De Raad stelt vervolgens vast dat het bezwaar van appellant tegen de brief van 8 oktober 2002 uitsluitend betrekking heeft op de kwalificatie “boetewaardig gedrag”. Die kwalificatie is, zoals uit het vorenstaande voortvloeit, ook naar het oordeel van de Raad niet gericht op enig rechtsgevolg. Gedaagde heeft het bezwaar dan ook terecht niet-ontvankelijk verklaard.

De aangevallen uitspraak moet worden bevestigd.

Voorzover hetgeen appellant in hoger beroep heeft aangevoerd mede betrekking heeft op andere besluiten van gedaagde dan dat van 21 januari 2003 moet de Raad daaraan voorbijgaan, nu het in de aangevallen uitspraak vervatte oordeel van de rechtbank op die andere besluiten geen betrekking heeft.

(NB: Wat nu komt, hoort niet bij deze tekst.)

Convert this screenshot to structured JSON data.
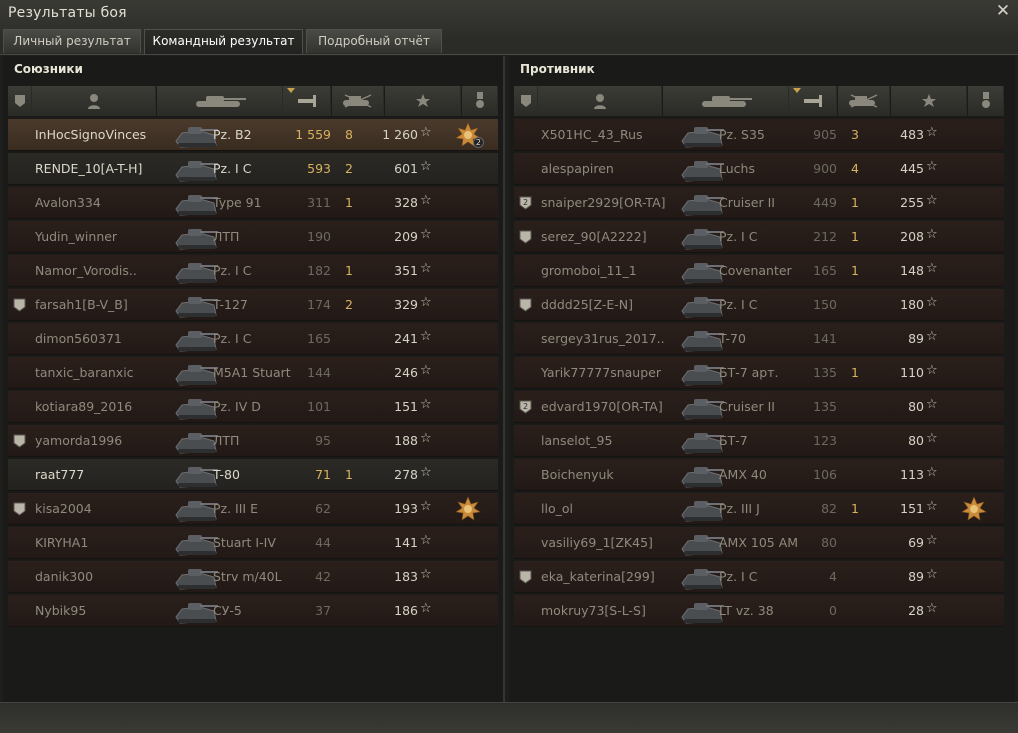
{
  "window": {
    "title": "Результаты боя"
  },
  "tabs": [
    {
      "label": "Личный результат",
      "active": false
    },
    {
      "label": "Командный результат",
      "active": true
    },
    {
      "label": "Подробный отчёт",
      "active": false
    }
  ],
  "allies": {
    "title": "Союзники",
    "rows": [
      {
        "platoon": "",
        "name": "InHocSignoVinces",
        "vehicle": "Pz. B2",
        "damage": "1 559",
        "kills": "8",
        "xp": "1 260",
        "medal": "medal-icon",
        "medal_count": "2",
        "alive": true,
        "highlight": "self"
      },
      {
        "platoon": "",
        "name": "RENDE_10[A-T-H]",
        "vehicle": "Pz. I C",
        "damage": "593",
        "kills": "2",
        "xp": "601",
        "medal": "",
        "medal_count": "",
        "alive": true,
        "highlight": "alive"
      },
      {
        "platoon": "",
        "name": "Avalon334",
        "vehicle": "Type 91",
        "damage": "311",
        "kills": "1",
        "xp": "328",
        "medal": "",
        "medal_count": "",
        "alive": false
      },
      {
        "platoon": "",
        "name": "Yudin_winner",
        "vehicle": "ЛТП",
        "damage": "190",
        "kills": "",
        "xp": "209",
        "medal": "",
        "medal_count": "",
        "alive": false
      },
      {
        "platoon": "",
        "name": "Namor_Vorodis..",
        "vehicle": "Pz. I C",
        "damage": "182",
        "kills": "1",
        "xp": "351",
        "medal": "",
        "medal_count": "",
        "alive": false
      },
      {
        "platoon": "1",
        "name": "farsah1[B-V_B]",
        "vehicle": "T-127",
        "damage": "174",
        "kills": "2",
        "xp": "329",
        "medal": "",
        "medal_count": "",
        "alive": false
      },
      {
        "platoon": "",
        "name": "dimon560371",
        "vehicle": "Pz. I C",
        "damage": "165",
        "kills": "",
        "xp": "241",
        "medal": "",
        "medal_count": "",
        "alive": false
      },
      {
        "platoon": "",
        "name": "tanxic_baranxic",
        "vehicle": "M5A1 Stuart",
        "damage": "144",
        "kills": "",
        "xp": "246",
        "medal": "",
        "medal_count": "",
        "alive": false
      },
      {
        "platoon": "",
        "name": "kotiara89_2016",
        "vehicle": "Pz. IV D",
        "damage": "101",
        "kills": "",
        "xp": "151",
        "medal": "",
        "medal_count": "",
        "alive": false
      },
      {
        "platoon": "1",
        "name": "yamorda1996",
        "vehicle": "ЛТП",
        "damage": "95",
        "kills": "",
        "xp": "188",
        "medal": "",
        "medal_count": "",
        "alive": false
      },
      {
        "platoon": "",
        "name": "raat777",
        "vehicle": "T-80",
        "damage": "71",
        "kills": "1",
        "xp": "278",
        "medal": "",
        "medal_count": "",
        "alive": true,
        "highlight": "alive"
      },
      {
        "platoon": "1",
        "name": "kisa2004",
        "vehicle": "Pz. III E",
        "damage": "62",
        "kills": "",
        "xp": "193",
        "medal": "medal-icon",
        "medal_count": "",
        "alive": false
      },
      {
        "platoon": "",
        "name": "KIRYHA1",
        "vehicle": "Stuart I-IV",
        "damage": "44",
        "kills": "",
        "xp": "141",
        "medal": "",
        "medal_count": "",
        "alive": false
      },
      {
        "platoon": "",
        "name": "danik300",
        "vehicle": "Strv m/40L",
        "damage": "42",
        "kills": "",
        "xp": "183",
        "medal": "",
        "medal_count": "",
        "alive": false
      },
      {
        "platoon": "",
        "name": "Nybik95",
        "vehicle": "СУ-5",
        "damage": "37",
        "kills": "",
        "xp": "186",
        "medal": "",
        "medal_count": "",
        "alive": false
      }
    ]
  },
  "enemies": {
    "title": "Противник",
    "rows": [
      {
        "platoon": "",
        "name": "X501HC_43_Rus",
        "vehicle": "Pz. S35",
        "damage": "905",
        "kills": "3",
        "xp": "483",
        "medal": "",
        "medal_count": "",
        "alive": false
      },
      {
        "platoon": "",
        "name": "alespapiren",
        "vehicle": "Luchs",
        "damage": "900",
        "kills": "4",
        "xp": "445",
        "medal": "",
        "medal_count": "",
        "alive": false
      },
      {
        "platoon": "2",
        "name": "snaiper2929[OR-TA]",
        "vehicle": "Cruiser II",
        "damage": "449",
        "kills": "1",
        "xp": "255",
        "medal": "",
        "medal_count": "",
        "alive": false
      },
      {
        "platoon": "1",
        "name": "serez_90[A2222]",
        "vehicle": "Pz. I C",
        "damage": "212",
        "kills": "1",
        "xp": "208",
        "medal": "",
        "medal_count": "",
        "alive": false
      },
      {
        "platoon": "",
        "name": "gromoboi_11_1",
        "vehicle": "Covenanter",
        "damage": "165",
        "kills": "1",
        "xp": "148",
        "medal": "",
        "medal_count": "",
        "alive": false
      },
      {
        "platoon": "1",
        "name": "dddd25[Z-E-N]",
        "vehicle": "Pz. I C",
        "damage": "150",
        "kills": "",
        "xp": "180",
        "medal": "",
        "medal_count": "",
        "alive": false
      },
      {
        "platoon": "",
        "name": "sergey31rus_2017..",
        "vehicle": "T-70",
        "damage": "141",
        "kills": "",
        "xp": "89",
        "medal": "",
        "medal_count": "",
        "alive": false
      },
      {
        "platoon": "",
        "name": "Yarik77777snauper",
        "vehicle": "БТ-7 арт.",
        "damage": "135",
        "kills": "1",
        "xp": "110",
        "medal": "",
        "medal_count": "",
        "alive": false
      },
      {
        "platoon": "2",
        "name": "edvard1970[OR-TA]",
        "vehicle": "Cruiser II",
        "damage": "135",
        "kills": "",
        "xp": "80",
        "medal": "",
        "medal_count": "",
        "alive": false
      },
      {
        "platoon": "",
        "name": "lanselot_95",
        "vehicle": "БТ-7",
        "damage": "123",
        "kills": "",
        "xp": "80",
        "medal": "",
        "medal_count": "",
        "alive": false
      },
      {
        "platoon": "",
        "name": "Boichenyuk",
        "vehicle": "AMX 40",
        "damage": "106",
        "kills": "",
        "xp": "113",
        "medal": "",
        "medal_count": "",
        "alive": false
      },
      {
        "platoon": "",
        "name": "llo_ol",
        "vehicle": "Pz. III J",
        "damage": "82",
        "kills": "1",
        "xp": "151",
        "medal": "medal-icon",
        "medal_count": "",
        "alive": false
      },
      {
        "platoon": "",
        "name": "vasiliy69_1[ZK45]",
        "vehicle": "AMX 105 AM",
        "damage": "80",
        "kills": "",
        "xp": "69",
        "medal": "",
        "medal_count": "",
        "alive": false
      },
      {
        "platoon": "1",
        "name": "eka_katerina[299]",
        "vehicle": "Pz. I C",
        "damage": "4",
        "kills": "",
        "xp": "89",
        "medal": "",
        "medal_count": "",
        "alive": false
      },
      {
        "platoon": "",
        "name": "mokruy73[S-L-S]",
        "vehicle": "LT vz. 38",
        "damage": "0",
        "kills": "",
        "xp": "28",
        "medal": "",
        "medal_count": "",
        "alive": false
      }
    ]
  },
  "columns": [
    {
      "icon": "platoon-icon"
    },
    {
      "icon": "player-icon"
    },
    {
      "icon": "tank-icon"
    },
    {
      "icon": "damage-icon",
      "sorted": true
    },
    {
      "icon": "kills-icon"
    },
    {
      "icon": "xp-star-icon"
    },
    {
      "icon": "medal-column-icon"
    }
  ],
  "colors": {
    "gold": "#d7b25e",
    "row_bg": "#241a17",
    "self_row_bg": "#4a3a2c"
  },
  "star_glyph": "☆"
}
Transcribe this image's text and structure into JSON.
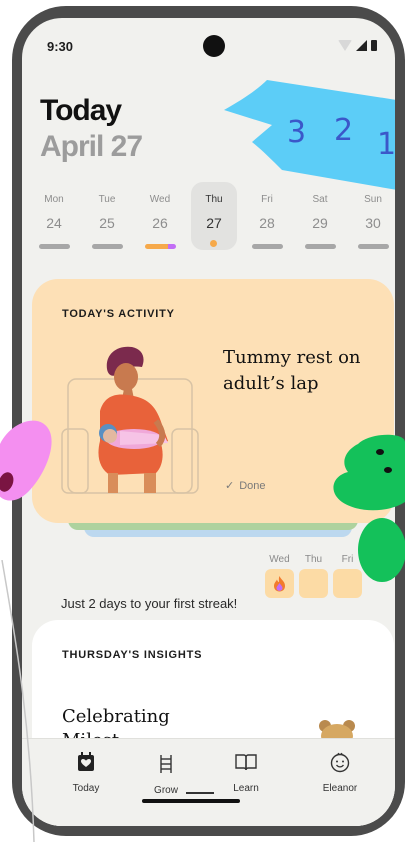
{
  "status_bar": {
    "time": "9:30"
  },
  "header": {
    "title": "Today",
    "date": "April 27"
  },
  "flag_numbers": [
    "3",
    "2",
    "1"
  ],
  "week": [
    {
      "day": "Mon",
      "date": "24"
    },
    {
      "day": "Tue",
      "date": "25"
    },
    {
      "day": "Wed",
      "date": "26"
    },
    {
      "day": "Thu",
      "date": "27",
      "selected": true
    },
    {
      "day": "Fri",
      "date": "28"
    },
    {
      "day": "Sat",
      "date": "29"
    },
    {
      "day": "Sun",
      "date": "30"
    }
  ],
  "activity": {
    "heading": "TODAY'S ACTIVITY",
    "title": "Tummy rest on adult’s lap",
    "status": "Done"
  },
  "streak": {
    "text": "Just 2 days to your first streak!",
    "days": [
      {
        "label": "Wed",
        "filled": true
      },
      {
        "label": "Thu",
        "filled": false
      },
      {
        "label": "Fri",
        "filled": false
      }
    ]
  },
  "insights": {
    "heading": "THURSDAY'S INSIGHTS",
    "title_line1": "Celebrating",
    "title_line2": "Milest"
  },
  "tabs": [
    {
      "label": "Today",
      "icon": "calendar-heart-icon"
    },
    {
      "label": "Grow",
      "icon": "ladder-icon"
    },
    {
      "label": "Learn",
      "icon": "book-icon"
    },
    {
      "label": "Eleanor",
      "icon": "smiley-icon"
    }
  ],
  "colors": {
    "background": "#f1f1ee",
    "activity_card": "#fde0b6",
    "flag": "#5ccdf7",
    "accent_orange": "#f6a94a",
    "accent_purple": "#c26ef5",
    "green_blob": "#14c15a",
    "pink_blob": "#f48ff0"
  }
}
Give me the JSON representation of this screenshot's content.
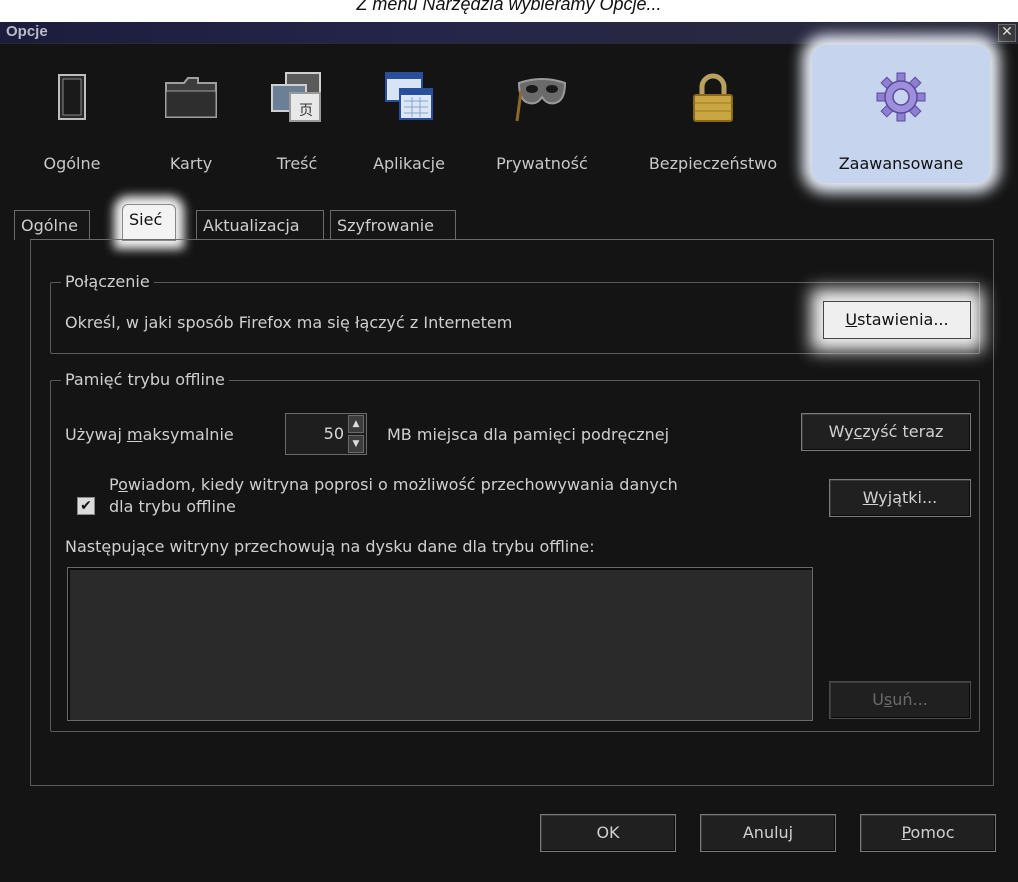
{
  "caption": "Z menu Narzędzia wybieramy Opcje...",
  "window": {
    "title": "Opcje",
    "close": "✕"
  },
  "toolbar": {
    "items": [
      {
        "label": "Ogólne",
        "icon": "window-icon"
      },
      {
        "label": "Karty",
        "icon": "folder-tab-icon"
      },
      {
        "label": "Treść",
        "icon": "content-icon"
      },
      {
        "label": "Aplikacje",
        "icon": "applications-icon"
      },
      {
        "label": "Prywatność",
        "icon": "mask-icon"
      },
      {
        "label": "Bezpieczeństwo",
        "icon": "padlock-icon"
      },
      {
        "label": "Zaawansowane",
        "icon": "gear-icon",
        "selected": true
      }
    ]
  },
  "tabs": [
    {
      "label": "Ogólne"
    },
    {
      "label": "Sieć",
      "selected": true
    },
    {
      "label": "Aktualizacja"
    },
    {
      "label": "Szyfrowanie"
    }
  ],
  "connection": {
    "title": "Połączenie",
    "description": "Określ, w jaki sposób Firefox ma się łączyć z Internetem",
    "settings_button": {
      "accel": "U",
      "rest": "stawienia..."
    }
  },
  "offline": {
    "title": "Pamięć trybu offline",
    "use_max": {
      "before": "Używaj ",
      "accel": "m",
      "after": "aksymalnie"
    },
    "size_value": "50",
    "size_suffix": "MB miejsca dla pamięci podręcznej",
    "clear_button": {
      "before": "Wy",
      "accel": "c",
      "after": "zyść teraz"
    },
    "notify_checked": true,
    "notify_line1": {
      "before": "P",
      "accel": "o",
      "after": "wiadom, kiedy witryna poprosi o możliwość przechowywania danych"
    },
    "notify_line2": "dla trybu offline",
    "exceptions_button": {
      "accel": "W",
      "rest": "yjątki..."
    },
    "sites_label": "Następujące witryny przechowują na dysku dane dla trybu offline:",
    "sites": [],
    "remove_button": {
      "before": "U",
      "accel": "s",
      "after": "uń..."
    }
  },
  "footer": {
    "ok": "OK",
    "cancel": "Anuluj",
    "help": {
      "accel": "P",
      "rest": "omoc"
    }
  },
  "colors": {
    "window_bg": "#141414",
    "selected_highlight": "#c7d4ee",
    "text": "#cfcfcf"
  }
}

Nu het beroep niet gegrond wordt verklaard, is het verzoek van appellant om gedaagde te veroordelen tot schadevergoeding niet voor toewijzing vatbaar. De Raad zal dit verzoek daarom afwijzen.

De Raad ziet ten slotte geen aanleiding voor een veroordeling in de proceskosten.

III. BESLISSING

De Centrale Raad van Beroep,

Recht doende:

Bevestigt de aangevallen uitspraak;

Wijst het verzoek om veroordeling tot schadevergoeding af.

Aldus gewezen door mr. drs. Th.G.M. Simons als voorzitter en mr. R.M. van Male en mr. J.N.A. Bootsma als leden, in tegenwoordigheid van mr. P.C. de Wit als griffier, en uitgesproken in het openbaar op 8 maart 2005.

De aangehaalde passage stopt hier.